Business Irish

Saturday 18 November 2017

Ireland to be reviewed on anti-money laundering and terrorism

The Central Bank headquarters in Dublin
The Central Bank headquarters in Dublin
Colm Kelpie

Colm Kelpie

Ireland will face an international peer review by the end of the year on how well it is tackling the threat of anti-money laundering and terrorist financing activities.

A national steering committee, chaired by the Department of Finance and including the Central Bank, is preparing for the assessment.

The assessment will be carried out by the Financial Action Task Force (FATF), an intergovernmental body.

Set up in 1989, the organisation leads the international fight against money laundering and terrorist financing.

Domhnall Cullinan, the head of the Central Bank's anti-money laundering division, said the assessment will look at how effective Ireland is at stamping out the issue.

"In other words, how well does the country, including supervisors and industry, understand the money-laundering and terrorist finance risk and how effective are the steps that have been taken to prevent or mitigate those risks," he said.
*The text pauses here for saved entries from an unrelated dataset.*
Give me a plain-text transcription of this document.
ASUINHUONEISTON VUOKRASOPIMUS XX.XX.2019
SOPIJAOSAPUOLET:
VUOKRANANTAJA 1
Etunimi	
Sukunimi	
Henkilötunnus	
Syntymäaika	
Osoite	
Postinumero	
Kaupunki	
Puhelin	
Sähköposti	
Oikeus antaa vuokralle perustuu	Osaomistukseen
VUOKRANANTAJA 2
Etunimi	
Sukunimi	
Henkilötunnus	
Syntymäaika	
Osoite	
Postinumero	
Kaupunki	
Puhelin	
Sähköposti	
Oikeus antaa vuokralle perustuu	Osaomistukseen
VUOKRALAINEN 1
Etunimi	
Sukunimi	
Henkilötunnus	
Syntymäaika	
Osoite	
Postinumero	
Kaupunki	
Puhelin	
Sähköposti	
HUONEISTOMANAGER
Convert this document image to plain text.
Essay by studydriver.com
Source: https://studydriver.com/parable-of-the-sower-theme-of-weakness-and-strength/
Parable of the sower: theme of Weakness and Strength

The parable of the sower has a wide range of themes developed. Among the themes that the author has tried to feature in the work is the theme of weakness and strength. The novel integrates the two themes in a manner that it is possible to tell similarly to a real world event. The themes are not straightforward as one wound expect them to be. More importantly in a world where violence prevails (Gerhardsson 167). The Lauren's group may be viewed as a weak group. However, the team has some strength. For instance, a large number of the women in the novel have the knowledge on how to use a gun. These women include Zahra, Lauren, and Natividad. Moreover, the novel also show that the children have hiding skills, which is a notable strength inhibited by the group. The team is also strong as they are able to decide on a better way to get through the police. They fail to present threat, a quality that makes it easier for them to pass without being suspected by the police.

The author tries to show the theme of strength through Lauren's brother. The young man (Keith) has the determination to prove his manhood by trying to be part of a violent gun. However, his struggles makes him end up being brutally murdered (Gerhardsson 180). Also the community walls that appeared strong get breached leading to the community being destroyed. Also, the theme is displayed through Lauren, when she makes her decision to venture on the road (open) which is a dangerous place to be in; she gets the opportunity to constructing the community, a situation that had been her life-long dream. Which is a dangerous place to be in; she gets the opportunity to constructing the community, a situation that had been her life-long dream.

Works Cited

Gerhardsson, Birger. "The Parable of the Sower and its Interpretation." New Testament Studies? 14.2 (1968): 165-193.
Mr Cullinan was speaking at the launch of the Irish chapter of the Association of Certified Anti-Money Laundering Specialists.

The onsite visit by the assessment team is due to take place in November.

"It's important to stress that the focus of the assessment will not only be government agencies and departments such as the Central Bank, but also on industry.

"The assessors will want to meet financial institutions and discuss measures they have in place," Mr Cullinan added.

"Given the increased focus on the outcome of FATF reviews by other member states, international organisations such as the IMF, ratings agencies and international investors, it is in all our interests to ensure that we receive as positive a review as possible."

The last mutual evaluation review of Ireland was carried out by the FATF in 2006 and Ireland received partially compliant ratings for certain core and key recommendations and was placed into the regular follow-up process.

The country was taken out of this is 2013 after significant improvement had taken place.

The Central Bank recently warned that the Irish funds industry needs to do more to tackle the risk of money laundering and terrorist financing.

In November, Dame Street published a report following a number of on-site inspections carried out by officials over the course of last year, and off-site requests for information.